Evidence, however, suggests South West China Cement is in a minority. In an uncertain economic climate, investors are keeping their money to themselves. A falling PMI is just one sign of skittishness: Foreign direct investment dropped more than 36% in November from the previous year, and a recent Duke University-CFO Magazine survey of domestic CFOs showed firms plan to cut capital expenditure by an average of 4% this year.
"Obviously, the corporate sector is a little bit reluctant. A lot of the investment in infrastructure will be financed by local governments," said Glenn Maguire, chief Asia-Pacific economist at Société Générale in Hong Kong.
Obstacle to reform
A funding gap is only part of the problem. Even if private investors can be convinced to put money into projects, this investment may delay, rather than eliminate, problems, as the government abandons some attempts at structural reform.
"In the next year, 8% or even 9% [GDP growth] is possible," said Zhang Jun, director of the China Center for Economic Studies at Fudan University. "I don’t worry about this. Why I worry is that China has structural problems. [The government] needs to tackle those first … but now they’ve had to give up."
The concern is that by placing an emphasis on investment-led growth, China risks maintaining an unsustainable model of growth. Exports have long been a foundation for economic development, but Beijing has repeatedly expressed its desire to shift the balance toward domestic consumption, a more reliable long-term driver. Recent increases in tax rebates on a range of exports, however, have sparked fears that Beijing will once again fall back on exports to weather the storm.
"It’s impossible for China’s exports to grow at 10% and above," says the World Bank’s Dollar. "For a long stretch, China’s exports have been growing at more than 20% per year. That’s been great, but it just can’t continue now that China’s such a big player in the world market."
As overseas demand has fallen, the importance of stimulating domestic consumption has become ever more apparent. According to Société Générale’s Maguire, Beijing is well aware of this. He sees plenty of scope within the stimulus package for supporting income formation and paying higher prices for agricultural commodities.

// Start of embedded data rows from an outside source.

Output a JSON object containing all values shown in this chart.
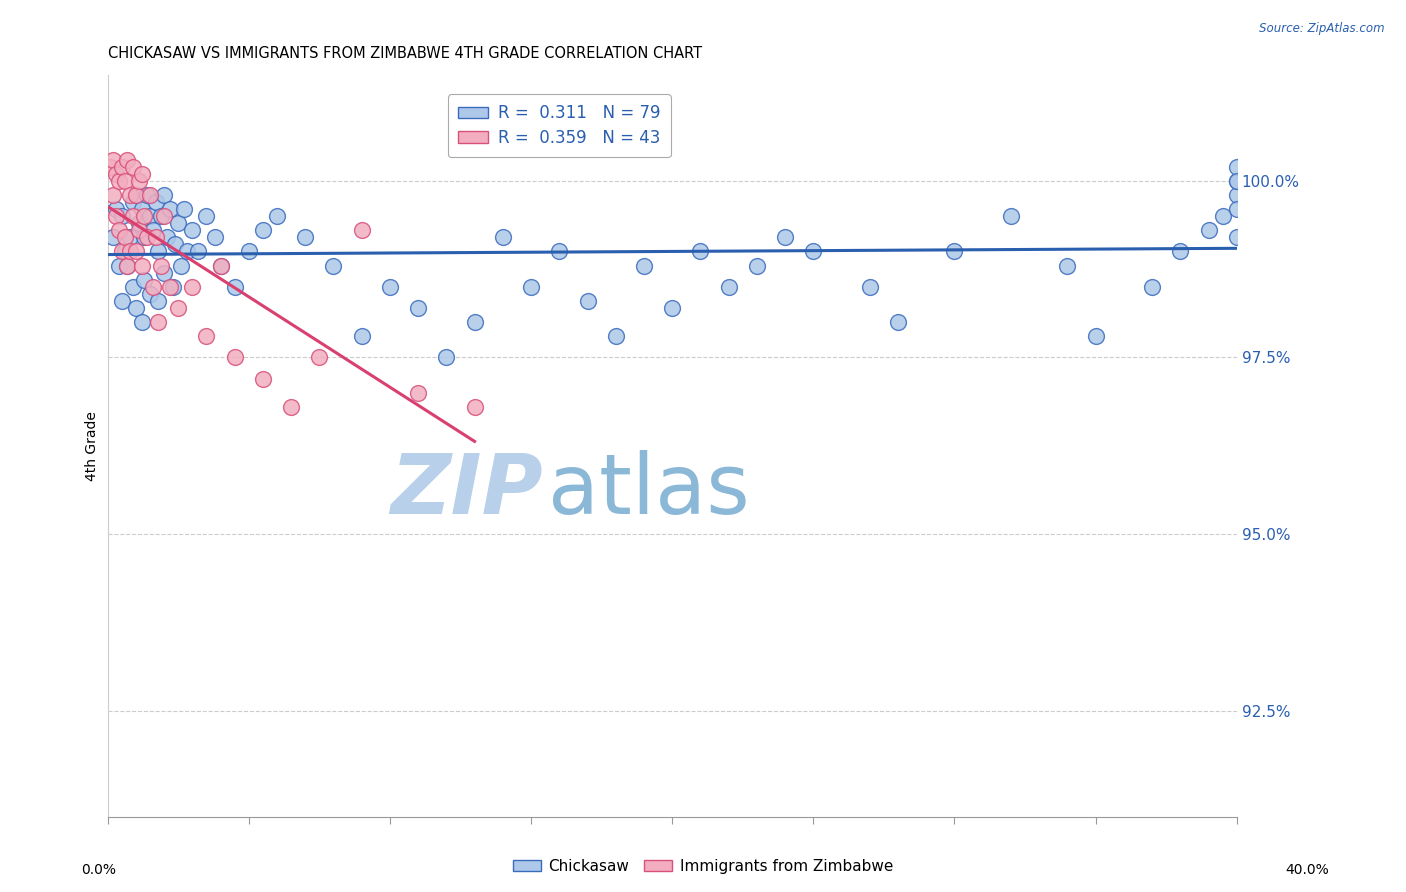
{
  "title": "CHICKASAW VS IMMIGRANTS FROM ZIMBABWE 4TH GRADE CORRELATION CHART",
  "source": "Source: ZipAtlas.com",
  "ylabel": "4th Grade",
  "yticks": [
    92.5,
    95.0,
    97.5,
    100.0
  ],
  "ytick_labels": [
    "92.5%",
    "95.0%",
    "97.5%",
    "100.0%"
  ],
  "xlim": [
    0.0,
    40.0
  ],
  "ylim": [
    91.0,
    101.5
  ],
  "legend1_label": "R =  0.311   N = 79",
  "legend2_label": "R =  0.359   N = 43",
  "legend1_facecolor": "#adc8e8",
  "legend2_facecolor": "#f2aec0",
  "trend1_color": "#2a5faf",
  "trend2_color": "#d94070",
  "dot1_facecolor": "#adc8e8",
  "dot2_facecolor": "#f2aec0",
  "dot1_edgecolor": "#3a6bbf",
  "dot2_edgecolor": "#d9507a",
  "watermark_zip_color": "#c8dff5",
  "watermark_atlas_color": "#9bbfdc",
  "grid_color": "#cccccc",
  "blue_scatter_x": [
    0.2,
    0.3,
    0.4,
    0.5,
    0.5,
    0.6,
    0.7,
    0.8,
    0.9,
    0.9,
    1.0,
    1.0,
    1.1,
    1.2,
    1.2,
    1.3,
    1.3,
    1.4,
    1.5,
    1.5,
    1.6,
    1.7,
    1.8,
    1.8,
    1.9,
    2.0,
    2.0,
    2.1,
    2.2,
    2.3,
    2.4,
    2.5,
    2.6,
    2.7,
    2.8,
    3.0,
    3.2,
    3.5,
    3.8,
    4.0,
    4.5,
    5.0,
    5.5,
    6.0,
    7.0,
    8.0,
    9.0,
    10.0,
    11.0,
    12.0,
    13.0,
    14.0,
    15.0,
    16.0,
    17.0,
    18.0,
    19.0,
    20.0,
    21.0,
    22.0,
    23.0,
    24.0,
    25.0,
    27.0,
    28.0,
    30.0,
    32.0,
    34.0,
    35.0,
    37.0,
    38.0,
    39.0,
    39.5,
    40.0,
    40.0,
    40.0,
    40.0,
    40.0,
    40.0
  ],
  "blue_scatter_y": [
    99.2,
    99.6,
    98.8,
    99.5,
    98.3,
    99.0,
    98.8,
    99.2,
    99.7,
    98.5,
    99.8,
    98.2,
    99.4,
    99.6,
    98.0,
    99.2,
    98.6,
    99.8,
    99.5,
    98.4,
    99.3,
    99.7,
    99.0,
    98.3,
    99.5,
    99.8,
    98.7,
    99.2,
    99.6,
    98.5,
    99.1,
    99.4,
    98.8,
    99.6,
    99.0,
    99.3,
    99.0,
    99.5,
    99.2,
    98.8,
    98.5,
    99.0,
    99.3,
    99.5,
    99.2,
    98.8,
    97.8,
    98.5,
    98.2,
    97.5,
    98.0,
    99.2,
    98.5,
    99.0,
    98.3,
    97.8,
    98.8,
    98.2,
    99.0,
    98.5,
    98.8,
    99.2,
    99.0,
    98.5,
    98.0,
    99.0,
    99.5,
    98.8,
    97.8,
    98.5,
    99.0,
    99.3,
    99.5,
    99.8,
    100.0,
    100.2,
    99.6,
    100.0,
    99.2
  ],
  "pink_scatter_x": [
    0.1,
    0.2,
    0.2,
    0.3,
    0.3,
    0.4,
    0.4,
    0.5,
    0.5,
    0.6,
    0.6,
    0.7,
    0.7,
    0.8,
    0.8,
    0.9,
    0.9,
    1.0,
    1.0,
    1.1,
    1.1,
    1.2,
    1.2,
    1.3,
    1.4,
    1.5,
    1.6,
    1.7,
    1.8,
    1.9,
    2.0,
    2.2,
    2.5,
    3.0,
    3.5,
    4.0,
    4.5,
    5.5,
    6.5,
    7.5,
    9.0,
    11.0,
    13.0
  ],
  "pink_scatter_y": [
    100.2,
    100.3,
    99.8,
    100.1,
    99.5,
    100.0,
    99.3,
    100.2,
    99.0,
    100.0,
    99.2,
    100.3,
    98.8,
    99.8,
    99.0,
    100.2,
    99.5,
    99.8,
    99.0,
    100.0,
    99.3,
    100.1,
    98.8,
    99.5,
    99.2,
    99.8,
    98.5,
    99.2,
    98.0,
    98.8,
    99.5,
    98.5,
    98.2,
    98.5,
    97.8,
    98.8,
    97.5,
    97.2,
    96.8,
    97.5,
    99.3,
    97.0,
    96.8
  ]
}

Even some infrastructure projects, such as passenger rail, can potentially drive consumption.
The ongoing construction of a social safety net, through investment in areas such as health care and pensions could also help to convince Chinese to save less and consume more.

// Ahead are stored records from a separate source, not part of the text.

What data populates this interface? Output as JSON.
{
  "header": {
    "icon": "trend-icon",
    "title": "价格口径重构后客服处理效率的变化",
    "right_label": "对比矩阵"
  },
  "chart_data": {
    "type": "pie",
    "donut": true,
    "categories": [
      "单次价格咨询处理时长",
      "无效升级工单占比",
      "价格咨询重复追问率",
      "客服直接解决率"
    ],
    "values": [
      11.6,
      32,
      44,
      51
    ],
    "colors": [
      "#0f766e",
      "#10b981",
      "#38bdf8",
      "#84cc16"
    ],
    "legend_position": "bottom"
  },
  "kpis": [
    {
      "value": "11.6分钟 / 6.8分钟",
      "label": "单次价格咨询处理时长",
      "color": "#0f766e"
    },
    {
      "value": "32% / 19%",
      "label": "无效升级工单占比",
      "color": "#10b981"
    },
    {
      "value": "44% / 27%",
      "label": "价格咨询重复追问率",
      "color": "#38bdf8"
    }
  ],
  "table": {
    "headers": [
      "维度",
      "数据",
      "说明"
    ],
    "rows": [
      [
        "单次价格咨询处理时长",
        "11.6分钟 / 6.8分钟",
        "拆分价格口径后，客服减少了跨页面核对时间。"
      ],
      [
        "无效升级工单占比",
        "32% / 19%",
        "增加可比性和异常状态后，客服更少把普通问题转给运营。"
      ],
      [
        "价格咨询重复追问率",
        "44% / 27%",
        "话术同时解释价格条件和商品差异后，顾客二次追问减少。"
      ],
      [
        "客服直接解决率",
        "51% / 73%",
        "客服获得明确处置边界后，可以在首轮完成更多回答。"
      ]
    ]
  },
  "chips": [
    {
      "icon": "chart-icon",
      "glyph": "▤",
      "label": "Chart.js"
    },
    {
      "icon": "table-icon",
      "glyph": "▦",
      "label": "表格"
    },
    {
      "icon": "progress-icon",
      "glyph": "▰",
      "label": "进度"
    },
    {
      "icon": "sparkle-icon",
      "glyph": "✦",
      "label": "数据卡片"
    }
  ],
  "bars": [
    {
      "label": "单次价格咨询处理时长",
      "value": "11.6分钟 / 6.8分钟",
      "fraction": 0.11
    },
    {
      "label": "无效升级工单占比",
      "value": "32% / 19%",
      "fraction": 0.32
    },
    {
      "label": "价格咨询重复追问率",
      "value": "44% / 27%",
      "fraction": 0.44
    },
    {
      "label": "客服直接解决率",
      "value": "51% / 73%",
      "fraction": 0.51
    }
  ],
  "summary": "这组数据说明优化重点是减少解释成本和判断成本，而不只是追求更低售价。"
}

Furthermore, at the close of the annual Central Economic Work Conference on December 10, leaders issued a statement calling for expansion of domestic demand and strengthening of areas of the economy not specifically tied to exports.
Predicting the future
These are encouraging signs, but it will be some time before the effectiveness of both government statements and stimulus become effective.
"We’re looking at bad data pretty much baked into the cake for Q4  and Q1 of this year," said Wright at Stone & McCarthy. "There’s a lot to watch … it’s very difficult to forecast."
Even more difficult to forecast is the effect the stimulus package and short-term changes in government priorities will have beyond 2009. But despite the difficulties, it is too early to discount Beijing’s ability to meet them, said Lu Ting, an economist with Merrill Lynch.
"Many people have underestimated China’s resolve and capability. That will be a mistake," he said.